13 Nov 2013, 17:56

Persistence + GC saves memory

Share

One of the disadvantages of garbage-collected runtimes is potentially increased memory consumption. This usually comes from a couple of places: object headers used for GC metadata, and “extra” heap space kept around to manage the garbage collection process (for example, the space taken up by Java’s Eden pool, which is gradually filled up and then GC’d, rather than incrementally freeing objects as in a reference-counted environment like Python or a manually managed malloc/free environment like C).

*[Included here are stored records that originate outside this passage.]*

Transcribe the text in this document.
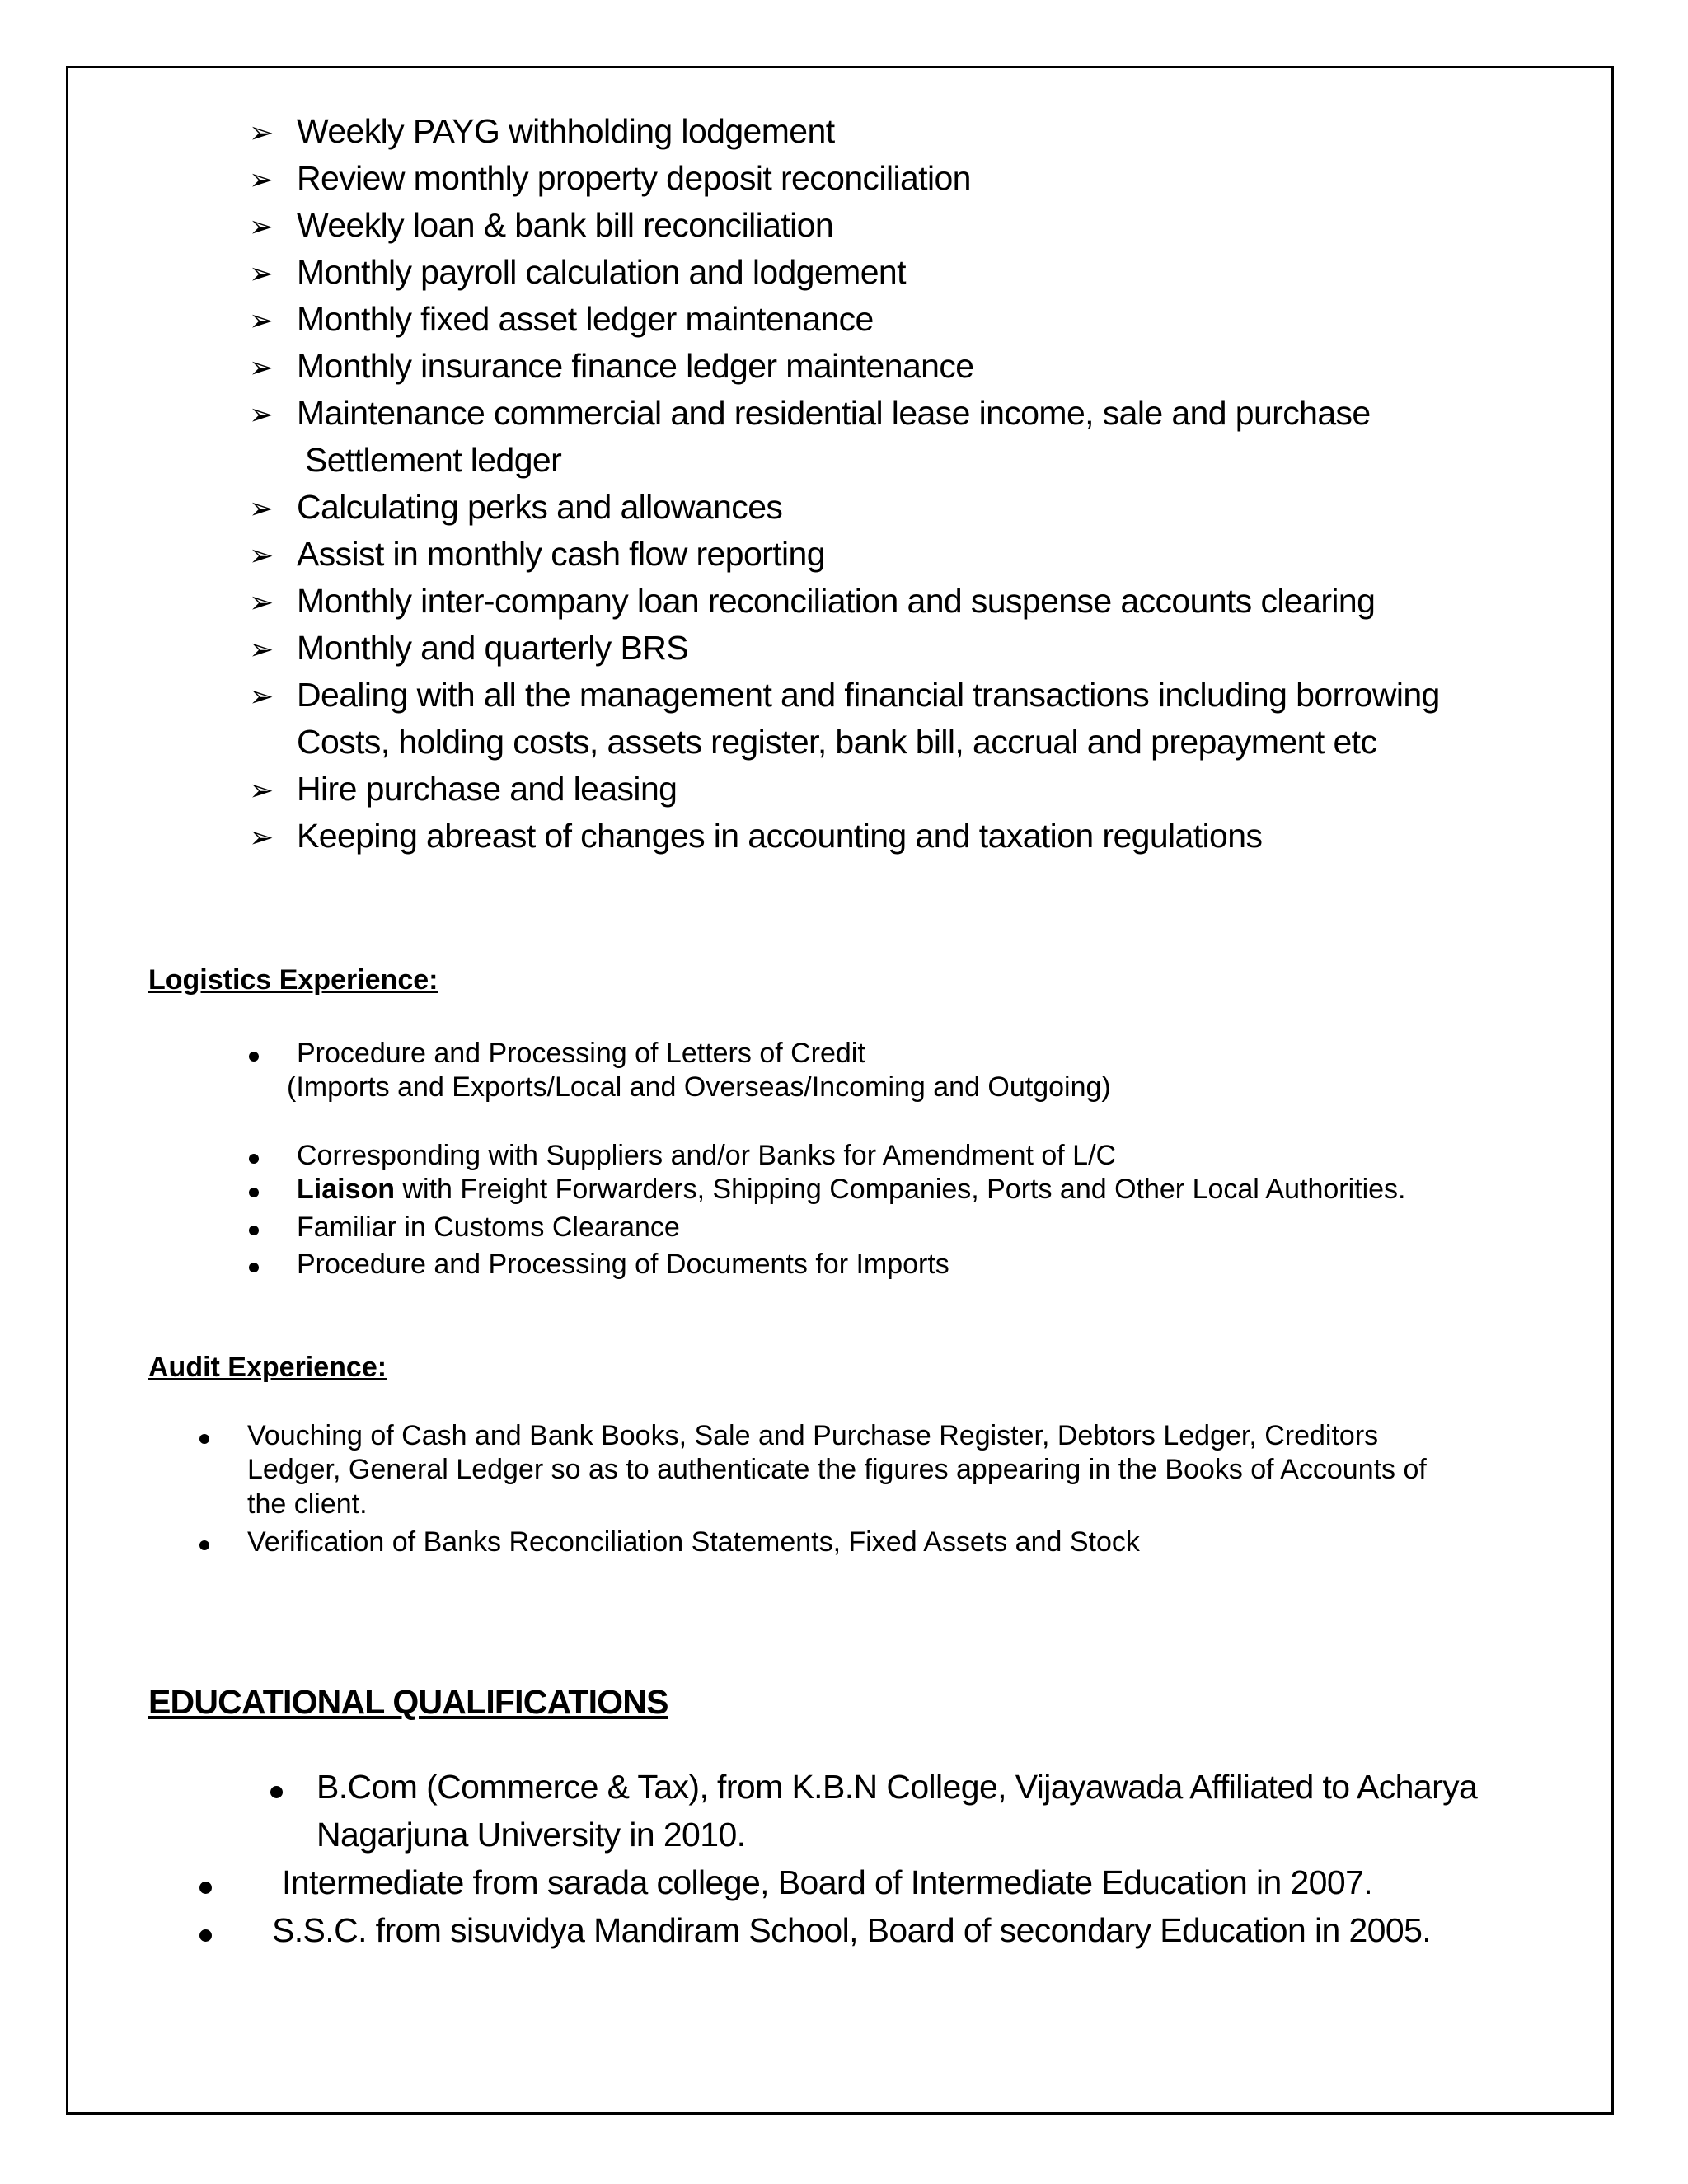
➢ Weekly PAYG withholding lodgement
➢ Review monthly property deposit reconciliation
➢ Weekly loan & bank bill reconciliation
➢ Monthly payroll calculation and lodgement
➢ Monthly fixed asset ledger maintenance
➢ Monthly insurance finance ledger maintenance
➢ Maintenance commercial and residential lease income, sale and purchase
Settlement ledger
➢ Calculating perks and allowances
➢ Assist in monthly cash flow reporting
➢ Monthly inter-company loan reconciliation and suspense accounts clearing
➢ Monthly and quarterly BRS
➢ Dealing with all the management and financial transactions including borrowing
Costs, holding costs, assets register, bank bill, accrual and prepayment etc
➢ Hire purchase and leasing
➢ Keeping abreast of changes in accounting and taxation regulations
Logistics Experience:
Procedure and Processing of Letters of Credit
(Imports and Exports/Local and Overseas/Incoming and Outgoing)
Corresponding with Suppliers and/or Banks for Amendment of L/C
Liaison with Freight Forwarders, Shipping Companies, Ports and Other Local Authorities.
Familiar in Customs Clearance
Procedure and Processing of Documents for Imports
Audit Experience:
Vouching of Cash and Bank Books, Sale and Purchase Register, Debtors Ledger, Creditors
Ledger, General Ledger so as to authenticate the figures appearing in the Books of Accounts of
the client.
Verification of Banks Reconciliation Statements, Fixed Assets and Stock
EDUCATIONAL QUALIFICATIONS
B.Com (Commerce & Tax), from K.B.N College, Vijayawada Affiliated to Acharya
Nagarjuna University in 2010.
Intermediate from sarada college, Board of Intermediate Education in 2007.
S.S.C. from sisuvidya Mandiram School, Board of secondary Education in 2005.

But garbage collection can actually lead to vastly reduced memory consumption, because it allows you to use persistent data structures that share data which would otherwise have to be tracked separately. You can share the same backing data for things that will be used & modified in different ways, because it’s effectively a copy-on-write environment: if you conj data to a shared vector in Clojure, the original is unchanged and the caller gets a “new” vector, with most of its backing data shared with its parent.

Those kinds of persistent data structures really only work (at least performantly) in the context of garbage collection, where you’re automatically freeing objects that have ended up with no references to them. Otherwise, managing the object graph for the kind of complex relationships that persistent data structures generate is nigh impossible.

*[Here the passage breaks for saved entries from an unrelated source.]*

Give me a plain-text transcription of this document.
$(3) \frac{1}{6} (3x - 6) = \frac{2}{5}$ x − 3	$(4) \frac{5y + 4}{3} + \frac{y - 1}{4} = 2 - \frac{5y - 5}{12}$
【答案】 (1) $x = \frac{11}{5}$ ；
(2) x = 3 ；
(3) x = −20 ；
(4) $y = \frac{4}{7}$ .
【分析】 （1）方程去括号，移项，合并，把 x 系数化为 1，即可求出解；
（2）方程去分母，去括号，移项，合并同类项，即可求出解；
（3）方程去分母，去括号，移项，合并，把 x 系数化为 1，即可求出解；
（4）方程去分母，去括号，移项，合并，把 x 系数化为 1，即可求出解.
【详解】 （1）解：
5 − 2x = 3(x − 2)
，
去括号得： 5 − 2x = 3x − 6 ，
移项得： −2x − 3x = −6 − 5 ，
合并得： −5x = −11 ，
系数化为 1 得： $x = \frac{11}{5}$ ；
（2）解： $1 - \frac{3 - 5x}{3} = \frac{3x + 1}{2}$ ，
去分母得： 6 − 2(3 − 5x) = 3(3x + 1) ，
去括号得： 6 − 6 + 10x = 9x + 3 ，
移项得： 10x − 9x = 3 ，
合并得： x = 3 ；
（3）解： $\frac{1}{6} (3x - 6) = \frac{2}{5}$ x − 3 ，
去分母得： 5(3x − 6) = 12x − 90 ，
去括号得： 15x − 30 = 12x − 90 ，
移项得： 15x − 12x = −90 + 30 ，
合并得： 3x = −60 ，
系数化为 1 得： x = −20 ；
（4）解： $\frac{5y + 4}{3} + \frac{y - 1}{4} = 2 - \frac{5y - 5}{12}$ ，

Here’s an example. You have a large number of short phrases you’re analyzing. If they’re in a Latin-alphabet language, you can easily segment them into lists of interned strings representing words (a poor man’s trie). A lot of phrases are duplicates, so you can also de-dupe the entire phrase-list - and it’s free as long as you’re using persistent data structures that guarantee you’re placing no restrictions on how future callers can use your data.

;Straightforward impl
(with-open [r (clojure.java.io/reader "short_cuts")]
  (->> (line-seq r)
       (map #(vec (clojure.string/split % #"\s")))
       (into [])))

;Intern the strings
(with-open [r (clojure.java.io/reader "short_cuts")]
  (->> (line-seq r)
       (map #(vec (for [token (clojure.string/split % #"\s")]
                    (.intern ^String token)))
       (into [])))

;Dedupe the vectors
(with-open [r (clojure.java.io/reader "short_cuts")]
  (loop [remaining (line-seq r)
         as-vec []
         as-set #{}]
    (let [this-line (vec (for [token (clojure.string/split % #"\s")] 
                           (.intern ^String token)))]
      (cond (empty? remaining) as-vec
            (contains? as-set this-line) 
              (recur (rest remaining) (conj as-vec this-line) as-set)
            :else 
              (recur (rest remaining) (conj as-vec this-line) (conj as-set this-line))))))

The result: Vectors of non-interned words take 21.5 gb. As vectors of interned words, they take 12.1 gb. And as de-duped vectors of interned words, they take 4.4 gb. And each version supports the exact same operations on the result - you can take one of those de-duped phrases and “modify” it with no side effects on its siblings, because you’ll get back a new reference.

But here’s the twist: most of that storage is overhead from the clojure.lang.PersistentVectors we’re storing the strings in. Each of those has a 32-long Object array for the leaf, plus another 32-long Object array for the root node, plus some miscellaneous primitive fields. Seems a bit excessive when the vast majority of our vectors are <=10 elements long. What happens if we replace them with something more efficient, like a PersistentArrayVector from SOAC?

(require 'soac.arrvec)
(with-open [r (clojure.java.io/reader "short_cuts")]
  (loop [remaining (line-seq r)
         as-vec []
         as-set #{}]
    (let [this-line (soac.arrvec/array-vec (for [token (clojure.string/split % #"\s")] 
                                             (.intern ^String token)))]
      (cond (empty? remaining) as-vec
            (contains? as-set this-line) 
              (recur (rest remaining) (conj as-vec (get as-set this-line)) as-set)
            :else 
              (recur (rest remaining) (conj as-vec this-line) (conj as-set this-line))))))

Memory usage goes down to 1.5 gb, or ~7% of what we started with.